Multiple factors cited in Lexington VA deaths



Lexington’s Veterans Affairs Medical Center had a 25 percent death rate in 2008 for patients transferred into its intensive care unit from other wards. Photo: Pablo Alcala

By Jennifer Hewlett

Insufficient nurse staffing levels, a lack of communication and planning, and significant gaps in key leadership roles may have contributed to a higher-than-expected mortality rate among patients treated in the intensive care unit at Lexington’s Veterans Affairs Medical Center on Cooper Drive, according to a consulting firm.


The high mortality rate prompted local and regional VA officials to call in the McLean, Va., based Booz Allen Hamilton consulting firm to investigate and issue recommendations.

In early September, the firm issued a scathing report about conditions throughout the VA Medical Center. 

Among other things, the consulting firm found instances of emergency department triage being performed by a desk clerk; nurses not being able to readily identify or contact on-call residents, especially on nights and weekends; and doctors’ orders not being followed.

The firm also found staffing shortages when it came to doctors, residents and interns. It found nursing education and certification levels that were below national standards. And the firm found that the hospital had difficulty in admitting patients due to a "daily house-wide gridlock," which sometimes resulted in patients being transferred to other hospitals until the VA hospital could take them back.

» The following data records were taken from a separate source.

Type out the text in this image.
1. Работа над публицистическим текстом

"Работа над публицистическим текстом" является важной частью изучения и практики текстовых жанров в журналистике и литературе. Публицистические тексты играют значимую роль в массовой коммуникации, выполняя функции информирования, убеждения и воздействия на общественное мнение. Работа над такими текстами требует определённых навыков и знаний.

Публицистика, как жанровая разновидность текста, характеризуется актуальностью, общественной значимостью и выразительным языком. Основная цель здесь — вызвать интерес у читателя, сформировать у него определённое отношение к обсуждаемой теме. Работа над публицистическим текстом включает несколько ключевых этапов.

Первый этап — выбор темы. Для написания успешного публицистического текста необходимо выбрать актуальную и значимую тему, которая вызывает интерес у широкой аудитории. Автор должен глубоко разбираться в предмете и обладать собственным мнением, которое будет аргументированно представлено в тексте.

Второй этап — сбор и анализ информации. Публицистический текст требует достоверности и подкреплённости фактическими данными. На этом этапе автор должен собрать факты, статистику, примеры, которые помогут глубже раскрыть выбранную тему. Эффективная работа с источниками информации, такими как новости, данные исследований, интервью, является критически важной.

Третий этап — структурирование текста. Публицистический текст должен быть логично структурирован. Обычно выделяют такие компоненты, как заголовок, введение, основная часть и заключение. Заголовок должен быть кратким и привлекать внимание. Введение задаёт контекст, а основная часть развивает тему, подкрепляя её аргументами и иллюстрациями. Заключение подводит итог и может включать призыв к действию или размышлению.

"The higher-than-expected ICU mortality rate at Lexington VA is likely the result of multiple factors, which, in concert, have a negative impact on the quality of care in multiple hospital units," the report says.

From Jan. 1 to July 23, 58 of 494 patients who had been treated in the VA hospital’s intensive care unit died, according to the report. (According to the consulting firm, the intensive care unit mortality figures included people who died within 30 days of completing their stay in that unit.)